Here is what have found so far:
Case 1: If we use consumer.assign(…) method to manually assign partitions to consumers - we can do all below actions:
consumer.seek(<specificPartition>, <myCustomOffset>); or:
consumer.seekToBeginning(<specificPartition>);
consumer.seekToEnd(<specificPartition>);
Basically, we have full control over which position to start the consumer form, BUT it is at the expense of not having the partition re-assignment done dynamically by Kafka
Case 2: If we use consumer.subscribe(…) method - Kafka will manage the re-balancing, however, we cannot do any of the three options above … :( So, we tried the following to “hack” around it - at the consumer start up time, before entering the poll() loop:
// get coordinator from the private field of the consumer:
ConsumerCoordinator coordinator = (ConsumerCoordinator) FieldUtils.readField(consumer, "coordinator", true);
// make sure all partitions are already
coordinator.ensurePartitionAssignment();
// get the list of partitions assigned to this specific consumer:
Set<TopicPartition> assignedTopicPartitions = consumer.assignment()
// now we can go ahead and do the same three actions (seek(), sequined() or seekToBeginning()) on those partitions only for this consumer as above.
for (TopicPartition assignedPartition: assignedTopicPartitions) {
consumer.seek(<assignedPartition>, <myCustomOffset>) // or whatever
...
}
// now start the poll() loop:
while (true) {
ConsumerRecords<String, String> records = consumer.poll(pollIntervalMs);
for (ConsumerRecord<String, String> record : records) {
// processMessage(record.value(), record.offset());
}
}
This feels too hack-y for my taste, and, also, I am not sure if this logic will hold during the actual re-balancing , when, say, new consumers are added to the group.

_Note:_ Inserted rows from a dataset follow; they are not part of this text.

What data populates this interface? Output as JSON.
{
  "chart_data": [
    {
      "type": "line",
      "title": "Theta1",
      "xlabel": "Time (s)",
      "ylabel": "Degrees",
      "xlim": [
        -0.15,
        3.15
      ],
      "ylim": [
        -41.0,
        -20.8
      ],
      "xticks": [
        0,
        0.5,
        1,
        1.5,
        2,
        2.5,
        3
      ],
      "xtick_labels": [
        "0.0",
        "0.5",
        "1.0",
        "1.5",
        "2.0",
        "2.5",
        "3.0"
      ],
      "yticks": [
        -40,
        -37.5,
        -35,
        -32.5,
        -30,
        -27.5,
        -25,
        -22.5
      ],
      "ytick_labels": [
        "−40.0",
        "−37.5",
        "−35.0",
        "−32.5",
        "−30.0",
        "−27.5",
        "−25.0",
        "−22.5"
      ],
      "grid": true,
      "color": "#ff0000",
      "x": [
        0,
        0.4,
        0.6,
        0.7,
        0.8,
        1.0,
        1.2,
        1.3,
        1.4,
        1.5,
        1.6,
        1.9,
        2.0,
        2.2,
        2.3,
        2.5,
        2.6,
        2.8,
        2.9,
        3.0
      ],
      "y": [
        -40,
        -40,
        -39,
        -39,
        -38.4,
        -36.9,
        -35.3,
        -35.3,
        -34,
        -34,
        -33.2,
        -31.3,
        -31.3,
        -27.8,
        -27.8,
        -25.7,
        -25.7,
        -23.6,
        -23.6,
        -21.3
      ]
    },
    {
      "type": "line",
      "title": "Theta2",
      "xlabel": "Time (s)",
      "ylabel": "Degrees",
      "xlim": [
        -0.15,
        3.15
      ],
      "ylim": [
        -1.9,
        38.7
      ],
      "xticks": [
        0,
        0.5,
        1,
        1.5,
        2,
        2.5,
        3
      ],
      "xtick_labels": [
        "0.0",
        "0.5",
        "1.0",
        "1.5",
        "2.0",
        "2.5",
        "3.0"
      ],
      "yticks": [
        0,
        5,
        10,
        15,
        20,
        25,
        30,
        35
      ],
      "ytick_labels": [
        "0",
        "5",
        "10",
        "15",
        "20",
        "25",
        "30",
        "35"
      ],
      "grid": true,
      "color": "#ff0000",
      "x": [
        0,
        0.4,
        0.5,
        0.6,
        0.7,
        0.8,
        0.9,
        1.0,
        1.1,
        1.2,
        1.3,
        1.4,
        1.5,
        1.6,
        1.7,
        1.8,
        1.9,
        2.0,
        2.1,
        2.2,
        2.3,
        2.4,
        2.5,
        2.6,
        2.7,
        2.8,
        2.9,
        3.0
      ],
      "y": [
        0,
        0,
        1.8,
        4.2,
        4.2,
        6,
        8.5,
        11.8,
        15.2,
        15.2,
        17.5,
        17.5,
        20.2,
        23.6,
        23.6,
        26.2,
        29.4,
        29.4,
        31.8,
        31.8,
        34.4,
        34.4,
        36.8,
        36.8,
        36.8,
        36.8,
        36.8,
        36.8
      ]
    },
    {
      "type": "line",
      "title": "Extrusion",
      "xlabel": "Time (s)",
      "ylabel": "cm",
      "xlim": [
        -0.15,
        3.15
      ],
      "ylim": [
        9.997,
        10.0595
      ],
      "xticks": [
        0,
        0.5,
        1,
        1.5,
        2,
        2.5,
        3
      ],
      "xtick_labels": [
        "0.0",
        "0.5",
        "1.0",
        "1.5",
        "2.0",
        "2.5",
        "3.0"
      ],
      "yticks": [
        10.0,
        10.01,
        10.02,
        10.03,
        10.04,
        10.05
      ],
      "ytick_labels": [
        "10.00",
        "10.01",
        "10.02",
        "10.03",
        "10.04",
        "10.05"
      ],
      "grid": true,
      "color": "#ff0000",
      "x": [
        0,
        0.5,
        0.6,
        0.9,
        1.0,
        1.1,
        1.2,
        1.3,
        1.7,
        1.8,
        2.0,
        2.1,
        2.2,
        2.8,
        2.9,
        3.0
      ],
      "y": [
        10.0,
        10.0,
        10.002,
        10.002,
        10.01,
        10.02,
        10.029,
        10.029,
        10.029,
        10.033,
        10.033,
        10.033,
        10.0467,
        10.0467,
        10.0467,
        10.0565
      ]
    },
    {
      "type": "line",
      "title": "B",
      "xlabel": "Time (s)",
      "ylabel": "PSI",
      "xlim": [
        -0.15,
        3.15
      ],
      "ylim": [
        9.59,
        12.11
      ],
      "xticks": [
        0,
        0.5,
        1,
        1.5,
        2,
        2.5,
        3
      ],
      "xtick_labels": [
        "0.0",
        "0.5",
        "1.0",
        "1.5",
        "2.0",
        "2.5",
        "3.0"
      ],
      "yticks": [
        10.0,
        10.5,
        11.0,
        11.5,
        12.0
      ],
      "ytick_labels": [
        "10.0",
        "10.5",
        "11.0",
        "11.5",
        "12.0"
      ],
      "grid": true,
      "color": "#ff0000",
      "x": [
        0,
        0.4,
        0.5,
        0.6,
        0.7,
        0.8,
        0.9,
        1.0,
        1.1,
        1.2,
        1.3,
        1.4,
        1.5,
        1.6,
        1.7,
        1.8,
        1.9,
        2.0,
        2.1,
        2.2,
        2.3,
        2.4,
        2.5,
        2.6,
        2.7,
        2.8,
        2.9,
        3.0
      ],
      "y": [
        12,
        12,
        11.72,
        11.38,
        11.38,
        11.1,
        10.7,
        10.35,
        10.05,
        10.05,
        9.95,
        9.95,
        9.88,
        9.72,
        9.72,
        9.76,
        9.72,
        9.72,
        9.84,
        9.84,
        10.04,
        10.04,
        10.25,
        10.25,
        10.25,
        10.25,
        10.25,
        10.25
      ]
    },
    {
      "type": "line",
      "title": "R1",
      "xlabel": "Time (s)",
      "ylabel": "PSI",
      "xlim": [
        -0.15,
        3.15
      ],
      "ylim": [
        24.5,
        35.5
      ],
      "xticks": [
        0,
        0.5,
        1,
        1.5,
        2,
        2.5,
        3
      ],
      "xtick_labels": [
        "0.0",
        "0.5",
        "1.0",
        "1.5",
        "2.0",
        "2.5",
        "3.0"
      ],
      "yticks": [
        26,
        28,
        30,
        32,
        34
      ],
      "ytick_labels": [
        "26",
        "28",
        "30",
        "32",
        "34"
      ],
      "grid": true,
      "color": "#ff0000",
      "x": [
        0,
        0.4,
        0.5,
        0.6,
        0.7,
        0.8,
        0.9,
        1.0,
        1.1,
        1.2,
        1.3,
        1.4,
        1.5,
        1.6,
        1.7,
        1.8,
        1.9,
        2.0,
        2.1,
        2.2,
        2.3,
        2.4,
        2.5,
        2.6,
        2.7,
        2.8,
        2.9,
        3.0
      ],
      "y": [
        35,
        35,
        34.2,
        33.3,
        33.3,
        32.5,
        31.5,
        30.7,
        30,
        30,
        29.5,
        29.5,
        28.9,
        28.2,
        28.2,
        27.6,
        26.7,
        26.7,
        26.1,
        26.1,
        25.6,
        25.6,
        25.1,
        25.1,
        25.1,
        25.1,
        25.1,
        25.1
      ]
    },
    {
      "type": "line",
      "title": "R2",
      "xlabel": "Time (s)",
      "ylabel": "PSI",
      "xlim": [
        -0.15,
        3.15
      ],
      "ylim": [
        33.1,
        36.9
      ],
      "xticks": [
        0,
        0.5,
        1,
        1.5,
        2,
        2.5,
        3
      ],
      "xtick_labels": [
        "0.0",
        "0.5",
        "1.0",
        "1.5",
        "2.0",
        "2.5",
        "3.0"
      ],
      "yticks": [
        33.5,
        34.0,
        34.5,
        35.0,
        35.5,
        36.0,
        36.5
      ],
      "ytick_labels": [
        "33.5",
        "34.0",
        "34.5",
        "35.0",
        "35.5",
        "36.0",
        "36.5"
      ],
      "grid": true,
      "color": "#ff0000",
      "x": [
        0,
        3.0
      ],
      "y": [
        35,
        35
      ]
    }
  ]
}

Could somebody validate this approach or suggest a better way to accomplish what we need ?
thanks!
Upvotes: 4
Views: 10712
Reputation: 62330
Instead of using ConsumerCoordinator
you can just do an initial poll()
(and do not process anything) to get partitions assigned. Afterwards, use seek()
and start you poll-loop as shown in your code.
Upvotes: 3